If we do not switch off HSTS then loading the api gateway using HTTPS will lead to enforce always the HTTPS protocol for all applications you will run on localhost. This will cause problems in other applications that are not configured to run using HTTPS. If you are running into this kind of problem please read here to reset this behaviour in your web browser.

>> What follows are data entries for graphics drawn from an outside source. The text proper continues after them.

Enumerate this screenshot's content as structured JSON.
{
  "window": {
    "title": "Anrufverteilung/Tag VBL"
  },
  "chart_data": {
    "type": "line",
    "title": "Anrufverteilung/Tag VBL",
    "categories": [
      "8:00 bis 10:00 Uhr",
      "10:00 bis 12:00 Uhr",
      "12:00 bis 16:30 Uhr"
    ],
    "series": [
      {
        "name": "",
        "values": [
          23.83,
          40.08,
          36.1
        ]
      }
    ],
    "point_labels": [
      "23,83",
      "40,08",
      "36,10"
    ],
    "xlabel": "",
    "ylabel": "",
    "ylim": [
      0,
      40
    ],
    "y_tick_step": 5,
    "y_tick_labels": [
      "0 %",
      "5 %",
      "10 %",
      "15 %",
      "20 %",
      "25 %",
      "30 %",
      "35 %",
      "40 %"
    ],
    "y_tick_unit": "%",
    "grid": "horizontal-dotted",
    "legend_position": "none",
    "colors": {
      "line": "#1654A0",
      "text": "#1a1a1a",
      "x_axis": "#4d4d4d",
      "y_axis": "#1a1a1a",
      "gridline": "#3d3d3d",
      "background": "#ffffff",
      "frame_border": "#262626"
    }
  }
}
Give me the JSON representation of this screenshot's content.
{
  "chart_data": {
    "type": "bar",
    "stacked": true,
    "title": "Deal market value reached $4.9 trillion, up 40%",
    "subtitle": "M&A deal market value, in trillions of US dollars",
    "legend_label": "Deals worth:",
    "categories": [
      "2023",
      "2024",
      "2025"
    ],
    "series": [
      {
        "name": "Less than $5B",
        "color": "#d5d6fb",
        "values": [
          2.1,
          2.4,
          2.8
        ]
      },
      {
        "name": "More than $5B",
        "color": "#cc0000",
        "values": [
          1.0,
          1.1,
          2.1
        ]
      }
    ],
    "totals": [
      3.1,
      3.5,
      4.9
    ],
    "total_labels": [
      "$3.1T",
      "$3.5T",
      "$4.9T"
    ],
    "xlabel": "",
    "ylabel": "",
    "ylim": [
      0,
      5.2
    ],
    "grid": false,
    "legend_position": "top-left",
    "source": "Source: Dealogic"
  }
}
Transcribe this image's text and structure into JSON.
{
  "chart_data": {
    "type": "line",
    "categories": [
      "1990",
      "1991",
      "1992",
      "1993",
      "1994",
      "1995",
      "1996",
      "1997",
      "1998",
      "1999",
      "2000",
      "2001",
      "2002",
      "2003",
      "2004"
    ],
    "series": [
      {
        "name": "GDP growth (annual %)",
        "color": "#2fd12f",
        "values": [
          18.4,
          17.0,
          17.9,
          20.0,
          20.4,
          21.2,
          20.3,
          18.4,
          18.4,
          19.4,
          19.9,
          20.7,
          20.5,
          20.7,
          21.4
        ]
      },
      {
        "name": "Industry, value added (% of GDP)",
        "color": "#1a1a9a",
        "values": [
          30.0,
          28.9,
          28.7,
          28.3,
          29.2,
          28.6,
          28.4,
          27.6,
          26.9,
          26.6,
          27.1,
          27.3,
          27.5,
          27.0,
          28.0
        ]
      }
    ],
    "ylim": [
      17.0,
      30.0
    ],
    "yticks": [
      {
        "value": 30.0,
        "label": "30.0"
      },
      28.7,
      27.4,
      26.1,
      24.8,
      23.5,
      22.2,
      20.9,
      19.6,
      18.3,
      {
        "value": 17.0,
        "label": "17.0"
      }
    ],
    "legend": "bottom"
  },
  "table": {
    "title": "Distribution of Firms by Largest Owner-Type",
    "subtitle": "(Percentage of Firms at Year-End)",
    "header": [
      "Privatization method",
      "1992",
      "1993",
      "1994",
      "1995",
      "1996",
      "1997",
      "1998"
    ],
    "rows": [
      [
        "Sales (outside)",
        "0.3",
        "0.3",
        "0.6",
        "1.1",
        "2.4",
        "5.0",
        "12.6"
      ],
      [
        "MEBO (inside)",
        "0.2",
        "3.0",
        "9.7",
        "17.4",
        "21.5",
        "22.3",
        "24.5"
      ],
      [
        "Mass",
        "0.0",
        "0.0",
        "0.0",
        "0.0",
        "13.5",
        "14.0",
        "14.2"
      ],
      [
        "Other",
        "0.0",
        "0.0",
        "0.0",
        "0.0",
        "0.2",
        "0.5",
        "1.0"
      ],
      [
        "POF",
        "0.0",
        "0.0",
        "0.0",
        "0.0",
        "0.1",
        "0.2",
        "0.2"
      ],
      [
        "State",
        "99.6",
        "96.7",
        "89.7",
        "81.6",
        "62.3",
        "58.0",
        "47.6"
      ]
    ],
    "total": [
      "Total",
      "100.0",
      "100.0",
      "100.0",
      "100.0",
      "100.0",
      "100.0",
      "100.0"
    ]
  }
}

WebSecurityConfiguration.java:

package com.example.productservice.config;

import org.springframework.context.annotation.Bean;
import org.springframework.context.annotation.Configuration;
import org.springframework.context.annotation.Profile;
import org.springframework.security.config.annotation.web.builders.HttpSecurity;
import org.springframework.security.config.annotation.web.configuration.EnableWebSecurity;
import org.springframework.security.web.SecurityFilterChain;

@EnableWebSecurity
@Configuration
public class WebSecurityConfiguration {

  @Profile("secure")
  @Bean
  public SecurityFilterChain apiSecurity(HttpSecurity httpSecurity) throws Exception {
    httpSecurity
            .headers(header -> header.httpStrictTransportSecurity().disable())
            .authorizeHttpRequests().anyRequest().authenticated()
            .and().oauth2ResourceServer().jwt();
    return httpSecurity.build();
  }

  @Profile("!secure")
  @Bean
  public SecurityFilterChain apiSecurityUnAuthenticated(HttpSecurity httpSecurity) throws Exception {
    httpSecurity
            .headers(header -> header.httpStrictTransportSecurity().disable())
            .authorizeHttpRequests().anyRequest().permitAll()
            .and().oauth2ResourceServer().jwt();
    return httpSecurity.build();
  }
}

Step 4: Reconfigure the gateway routes to product-service

In the last step we need to change the existing routes to the product-service to actually use the HTTPS protocol now.

application.yml:

...
  cloud:
    gateway:
      httpclient:
        ssl:
          useInsecureTrustManager: false
      routes:
        - id: products
          uri: https://localhost:8444
          predicates:
            - Path=/api/v1/products
          filters:
            - name: RequestRateLimiter
              args:
                redis-rate-limiter.replenishRate: 10
                redis-rate-limiter.burstCapacity: 10
                redis-rate-limiter.requestedTokens: 1
...

The most important change is of course the adapted URI: uri: https://localhost:8444 using secured communication to the product-service now. Please also look at the property cloud.gateway.httpclient.ssl.useInsecureTrustManager. If you are using certificates that are not trusted then you have to set this property to true. If you have performed all previous steps using mkcert and you are using the same JDK the CA root certificate was installed by mkcert then we use trusted certificates and this property can be set to false or be removed.

Now you can run both applications the api-gateway and the product-service and try if the communication via HTTPS works between your client (web browser and/or postman) and between the api-gateway and the product-service. The web browser should also show the certificate as a valid one.


This ends lab 4 and the hands-on parts.